Patients, ils ont pris le temps et l’énergie de converser avec les Québécois (pas très réceptifs), parfois en créole, pour rigoler. Pour expliquer au pure laine ce qu’il a mis 4 ans à (ne pas vouloir) comprendre, tandis qu’eux l’ont compris du premier coup. Ils auraient pu mal réagir à ma vidéo et aux commentaires qu’elle a générés. Je m’y préparais; les Québécois réagissent toujours très mal. Mais non. Pour une rare fois, mon expérience fut agréable. Mon plus gros coup jusqu’à maintenant. 15 600 likes, 12 700 partages, 10 000 commentaires et un million de vues. Aucun débordement. Et MEZANMIIIIII, M’AP MOURIIIIIII. 

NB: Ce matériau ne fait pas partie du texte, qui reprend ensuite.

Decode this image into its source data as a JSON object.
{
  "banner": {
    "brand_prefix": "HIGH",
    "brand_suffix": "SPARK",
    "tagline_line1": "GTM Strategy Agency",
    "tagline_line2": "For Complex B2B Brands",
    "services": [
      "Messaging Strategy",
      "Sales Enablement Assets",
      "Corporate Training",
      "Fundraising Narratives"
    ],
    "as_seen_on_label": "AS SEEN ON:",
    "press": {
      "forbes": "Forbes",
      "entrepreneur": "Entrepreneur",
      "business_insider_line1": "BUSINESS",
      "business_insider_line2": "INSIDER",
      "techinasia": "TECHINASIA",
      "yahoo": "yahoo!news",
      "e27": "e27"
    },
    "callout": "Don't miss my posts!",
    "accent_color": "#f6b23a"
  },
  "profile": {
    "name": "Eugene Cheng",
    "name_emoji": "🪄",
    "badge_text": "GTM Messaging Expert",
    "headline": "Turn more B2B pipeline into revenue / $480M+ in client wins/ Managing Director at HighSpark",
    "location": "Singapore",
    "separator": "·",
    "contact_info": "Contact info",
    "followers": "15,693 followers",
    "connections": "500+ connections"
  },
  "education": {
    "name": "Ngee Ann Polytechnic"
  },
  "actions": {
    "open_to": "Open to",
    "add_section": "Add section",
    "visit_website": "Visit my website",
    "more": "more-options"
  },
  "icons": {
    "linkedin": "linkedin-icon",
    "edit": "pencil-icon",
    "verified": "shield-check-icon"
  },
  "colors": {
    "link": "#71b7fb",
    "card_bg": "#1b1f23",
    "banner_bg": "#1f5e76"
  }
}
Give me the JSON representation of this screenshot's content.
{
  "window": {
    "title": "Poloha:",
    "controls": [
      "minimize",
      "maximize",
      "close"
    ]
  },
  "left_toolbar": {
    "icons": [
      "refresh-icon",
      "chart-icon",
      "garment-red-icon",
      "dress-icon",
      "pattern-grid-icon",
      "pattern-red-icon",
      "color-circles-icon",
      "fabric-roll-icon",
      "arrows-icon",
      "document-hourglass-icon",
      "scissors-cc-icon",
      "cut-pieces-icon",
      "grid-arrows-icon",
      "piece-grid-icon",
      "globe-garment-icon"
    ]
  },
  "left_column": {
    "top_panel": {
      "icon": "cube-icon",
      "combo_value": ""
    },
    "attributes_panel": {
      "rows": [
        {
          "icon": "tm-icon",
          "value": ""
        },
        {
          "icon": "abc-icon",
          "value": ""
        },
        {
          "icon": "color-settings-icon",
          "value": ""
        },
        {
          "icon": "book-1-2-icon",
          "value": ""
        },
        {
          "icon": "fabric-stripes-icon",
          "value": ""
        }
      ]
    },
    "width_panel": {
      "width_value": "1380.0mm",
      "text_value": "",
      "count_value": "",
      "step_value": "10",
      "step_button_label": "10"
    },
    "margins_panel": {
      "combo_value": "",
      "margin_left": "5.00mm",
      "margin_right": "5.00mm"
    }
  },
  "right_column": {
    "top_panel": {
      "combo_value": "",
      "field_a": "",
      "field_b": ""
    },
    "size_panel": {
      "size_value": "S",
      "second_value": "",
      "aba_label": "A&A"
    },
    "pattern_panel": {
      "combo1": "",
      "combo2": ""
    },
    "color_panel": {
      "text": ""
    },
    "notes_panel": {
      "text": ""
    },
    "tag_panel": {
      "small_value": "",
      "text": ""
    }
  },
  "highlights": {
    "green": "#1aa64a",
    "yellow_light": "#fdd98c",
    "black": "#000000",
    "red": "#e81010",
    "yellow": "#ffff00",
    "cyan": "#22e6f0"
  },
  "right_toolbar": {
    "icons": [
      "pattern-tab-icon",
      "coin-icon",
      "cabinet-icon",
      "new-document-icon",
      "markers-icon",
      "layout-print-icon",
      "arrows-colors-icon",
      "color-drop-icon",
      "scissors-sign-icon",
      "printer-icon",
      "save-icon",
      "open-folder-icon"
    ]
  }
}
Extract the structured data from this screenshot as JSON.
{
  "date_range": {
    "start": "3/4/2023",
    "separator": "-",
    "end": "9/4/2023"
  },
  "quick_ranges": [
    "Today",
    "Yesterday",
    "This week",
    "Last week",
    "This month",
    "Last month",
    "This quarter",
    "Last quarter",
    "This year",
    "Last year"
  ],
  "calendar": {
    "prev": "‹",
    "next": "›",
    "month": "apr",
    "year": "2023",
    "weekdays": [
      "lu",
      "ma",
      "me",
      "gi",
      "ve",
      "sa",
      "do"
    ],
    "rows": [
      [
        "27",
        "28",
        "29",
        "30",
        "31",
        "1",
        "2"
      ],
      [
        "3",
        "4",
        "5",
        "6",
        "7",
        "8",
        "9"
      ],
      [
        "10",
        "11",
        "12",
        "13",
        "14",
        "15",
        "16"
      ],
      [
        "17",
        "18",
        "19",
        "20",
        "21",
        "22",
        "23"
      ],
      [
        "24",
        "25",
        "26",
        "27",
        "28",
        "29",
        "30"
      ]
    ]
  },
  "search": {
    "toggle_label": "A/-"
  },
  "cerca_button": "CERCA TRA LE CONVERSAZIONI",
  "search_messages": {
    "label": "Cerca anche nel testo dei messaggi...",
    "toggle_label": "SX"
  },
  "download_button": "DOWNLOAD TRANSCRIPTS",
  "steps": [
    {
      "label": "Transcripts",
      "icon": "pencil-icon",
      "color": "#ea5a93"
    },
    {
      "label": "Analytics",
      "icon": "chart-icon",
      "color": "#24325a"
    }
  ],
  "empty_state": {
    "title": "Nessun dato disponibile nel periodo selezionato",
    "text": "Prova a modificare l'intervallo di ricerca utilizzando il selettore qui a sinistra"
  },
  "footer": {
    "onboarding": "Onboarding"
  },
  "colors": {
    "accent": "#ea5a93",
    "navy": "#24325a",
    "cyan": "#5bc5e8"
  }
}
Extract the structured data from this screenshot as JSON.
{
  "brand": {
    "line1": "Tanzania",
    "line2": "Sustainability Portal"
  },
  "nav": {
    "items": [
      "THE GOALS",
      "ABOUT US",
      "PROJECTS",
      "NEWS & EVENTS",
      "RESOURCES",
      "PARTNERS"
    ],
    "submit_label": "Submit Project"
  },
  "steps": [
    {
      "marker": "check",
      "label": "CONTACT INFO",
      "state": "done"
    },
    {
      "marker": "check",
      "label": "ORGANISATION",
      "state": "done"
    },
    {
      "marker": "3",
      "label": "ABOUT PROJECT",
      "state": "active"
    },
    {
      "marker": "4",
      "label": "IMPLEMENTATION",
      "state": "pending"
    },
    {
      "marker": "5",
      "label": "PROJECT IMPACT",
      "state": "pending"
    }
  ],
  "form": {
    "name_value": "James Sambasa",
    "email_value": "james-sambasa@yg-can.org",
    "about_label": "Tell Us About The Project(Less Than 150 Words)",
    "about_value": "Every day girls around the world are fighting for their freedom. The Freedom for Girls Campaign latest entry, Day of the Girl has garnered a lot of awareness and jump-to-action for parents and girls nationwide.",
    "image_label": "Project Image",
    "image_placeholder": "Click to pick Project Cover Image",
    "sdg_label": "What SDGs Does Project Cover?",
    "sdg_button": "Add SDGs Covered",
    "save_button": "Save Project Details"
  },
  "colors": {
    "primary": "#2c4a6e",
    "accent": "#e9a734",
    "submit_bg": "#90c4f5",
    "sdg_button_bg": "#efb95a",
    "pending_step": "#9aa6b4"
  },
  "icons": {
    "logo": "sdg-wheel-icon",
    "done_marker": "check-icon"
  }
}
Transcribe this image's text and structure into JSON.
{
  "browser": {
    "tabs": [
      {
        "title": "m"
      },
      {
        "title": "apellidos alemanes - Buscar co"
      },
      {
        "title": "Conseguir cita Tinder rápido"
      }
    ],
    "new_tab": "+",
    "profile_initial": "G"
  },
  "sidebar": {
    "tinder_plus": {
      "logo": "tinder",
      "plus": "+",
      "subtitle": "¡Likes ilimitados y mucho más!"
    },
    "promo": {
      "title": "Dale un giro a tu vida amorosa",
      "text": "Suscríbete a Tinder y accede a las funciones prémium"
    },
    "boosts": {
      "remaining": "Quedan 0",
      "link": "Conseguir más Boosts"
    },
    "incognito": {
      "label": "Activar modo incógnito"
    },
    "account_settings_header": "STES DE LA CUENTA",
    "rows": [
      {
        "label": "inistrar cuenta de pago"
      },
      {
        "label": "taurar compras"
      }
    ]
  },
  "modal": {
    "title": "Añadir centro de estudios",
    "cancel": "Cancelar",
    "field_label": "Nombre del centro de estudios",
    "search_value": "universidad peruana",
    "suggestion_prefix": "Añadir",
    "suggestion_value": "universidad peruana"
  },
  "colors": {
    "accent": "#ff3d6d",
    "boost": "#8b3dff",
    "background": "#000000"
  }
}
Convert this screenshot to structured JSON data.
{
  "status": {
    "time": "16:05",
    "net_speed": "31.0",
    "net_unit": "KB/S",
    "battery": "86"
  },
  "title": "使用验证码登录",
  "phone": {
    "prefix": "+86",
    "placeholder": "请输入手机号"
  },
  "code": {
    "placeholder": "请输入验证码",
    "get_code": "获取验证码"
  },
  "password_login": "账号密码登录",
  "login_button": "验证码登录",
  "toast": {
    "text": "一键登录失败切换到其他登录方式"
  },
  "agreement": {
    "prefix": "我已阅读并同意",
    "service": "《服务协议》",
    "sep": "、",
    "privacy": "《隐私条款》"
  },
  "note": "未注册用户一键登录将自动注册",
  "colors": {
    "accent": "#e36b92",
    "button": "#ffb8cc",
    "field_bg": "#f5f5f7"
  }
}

Tout ceci relève évidemment du domaine de l’anecdotique, quoique ma vidéo et ses réactions demeurent à votre disposition. Je ne cherche à convaincre personne. Mais voilà la relation alambiquée avec « les miens » dans laquelle je me retrouve actuellement. Il y a quelque chose chez le Québécois qui me rend mal à l’aise et peu fier. Une violence que, même, je décèle depuis mon entrée dans le monde adulte. Une violence systématique qui est dirigée vers tout ce qui déroge de la mâlitude du gars de construction machiste, de la partisanerie sportive ainsi que de la fierté blanche et québécoise du caleur de bières qui s’affuble du drapeau du Québec en guise de cape à la St-Jean et dont la photo de profil est une voiture. 

Ce malaise, je le ressens sous chacune de mes vidéos. 

Anmweeeee, mezanmi Kebekwa yo pa konprann anyen!